THE WOULDBEGOODS
foot was nearly well, but they seem really to like sitting still. I think Dora likes to have a little girl to order about. Alice never would stand it. When we got to Stoneham Lock, Denny said he should go home and fetch his fishing-rod. H. O. went with him. This left four of us—Oswald, Alice, Dicky, and Noël. We went on down the towing-path.
The lock shuts up (that sounds as if it was like the lock on a door, but it is very otherwise) between one pen of the river and the next; the pen where the anglers were was full right up over the roots of the grass and flowers.
But the pen below was nearly empty.
"You can see the poor river's bones," Noël said.
And so you could.
Stones and mud and dried branches, and here and there an old kettle or a tin pail with no bottom to it, that some bargee had chucked in.
From walking so much along the river we knew many of the bargees.

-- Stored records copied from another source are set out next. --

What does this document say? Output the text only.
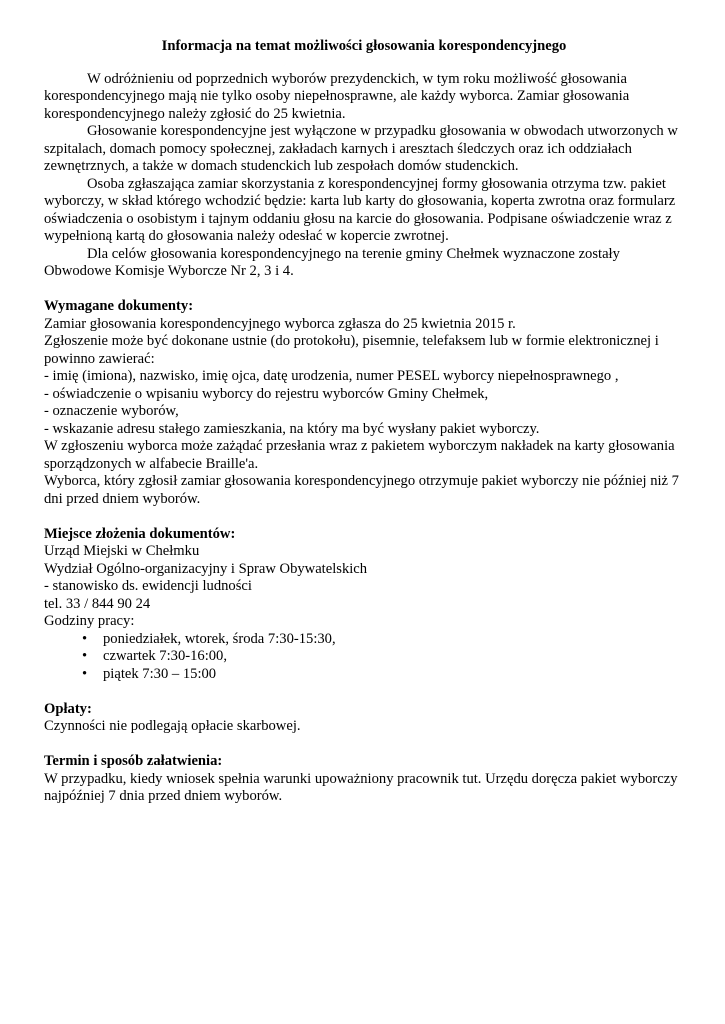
Informacja na temat możliwości głosowania korespondencyjnego

W odróżnieniu od poprzednich wyborów prezydenckich, w tym roku możliwość głosowania korespondencyjnego mają nie tylko osoby niepełnosprawne, ale każdy wyborca. Zamiar głosowania korespondencyjnego należy zgłosić do 25 kwietnia.

Głosowanie korespondencyjne jest wyłączone w przypadku głosowania w obwodach utworzonych w szpitalach, domach pomocy społecznej, zakładach karnych i aresztach śledczych oraz ich oddziałach zewnętrznych, a także w domach studenckich lub zespołach domów studenckich.

Osoba zgłaszająca zamiar skorzystania z korespondencyjnej formy głosowania otrzyma tzw. pakiet wyborczy, w skład którego wchodzić będzie: karta lub karty do głosowania, koperta zwrotna oraz formularz oświadczenia o osobistym i tajnym oddaniu głosu na karcie do głosowania. Podpisane oświadczenie wraz z wypełnioną kartą do głosowania należy odesłać w kopercie zwrotnej.

Dla celów głosowania korespondencyjnego na terenie gminy Chełmek wyznaczone zostały Obwodowe Komisje Wyborcze Nr 2, 3 i 4.

Wymagane dokumenty:

Zamiar głosowania korespondencyjnego wyborca zgłasza do 25 kwietnia 2015 r.

Zgłoszenie może być dokonane ustnie (do protokołu), pisemnie, telefaksem lub w formie elektronicznej i powinno zawierać:

- imię (imiona), nazwisko, imię ojca, datę urodzenia, numer PESEL wyborcy niepełnosprawnego ,

- oświadczenie o wpisaniu wyborcy do rejestru wyborców Gminy Chełmek,

- oznaczenie wyborów,

- wskazanie adresu stałego zamieszkania, na który ma być wysłany pakiet wyborczy.

W zgłoszeniu wyborca może zażądać przesłania wraz z pakietem wyborczym nakładek na karty głosowania sporządzonych w alfabecie Braille'a.

Wyborca, który zgłosił zamiar głosowania korespondencyjnego otrzymuje pakiet wyborczy nie później niż 7 dni przed dniem wyborów.

Miejsce złożenia dokumentów:

Urząd Miejski w Chełmku

Wydział Ogólno-organizacyjny i Spraw Obywatelskich

- stanowisko ds. ewidencji ludności

tel. 33 / 844 90 24

Godziny pracy:

• poniedziałek, wtorek, środa 7:30-15:30,
• czwartek 7:30-16:00,
• piątek 7:30 – 15:00

Opłaty:

Czynności nie podlegają opłacie skarbowej.

Termin i sposób załatwienia:

W przypadku, kiedy wniosek spełnia warunki upoważniony pracownik tut. Urzędu doręcza pakiet wyborczy najpóźniej 7 dnia przed dniem wyborów.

Bargees are the captains and crews of the big barges that are pulled up and down the river by slow horses. The horses do not swim. They walk on the towing-path, with a rope tied to them, and the other end to the barge. So it gets pulled along. The bargees we knew were a good friendly sort, and used to let us go all over the barges when they were in a good temper. They were not at all the sort of bullying, cowardly fiends in human form that the young hero at Oxford fights a crowd of, single-handed, in books.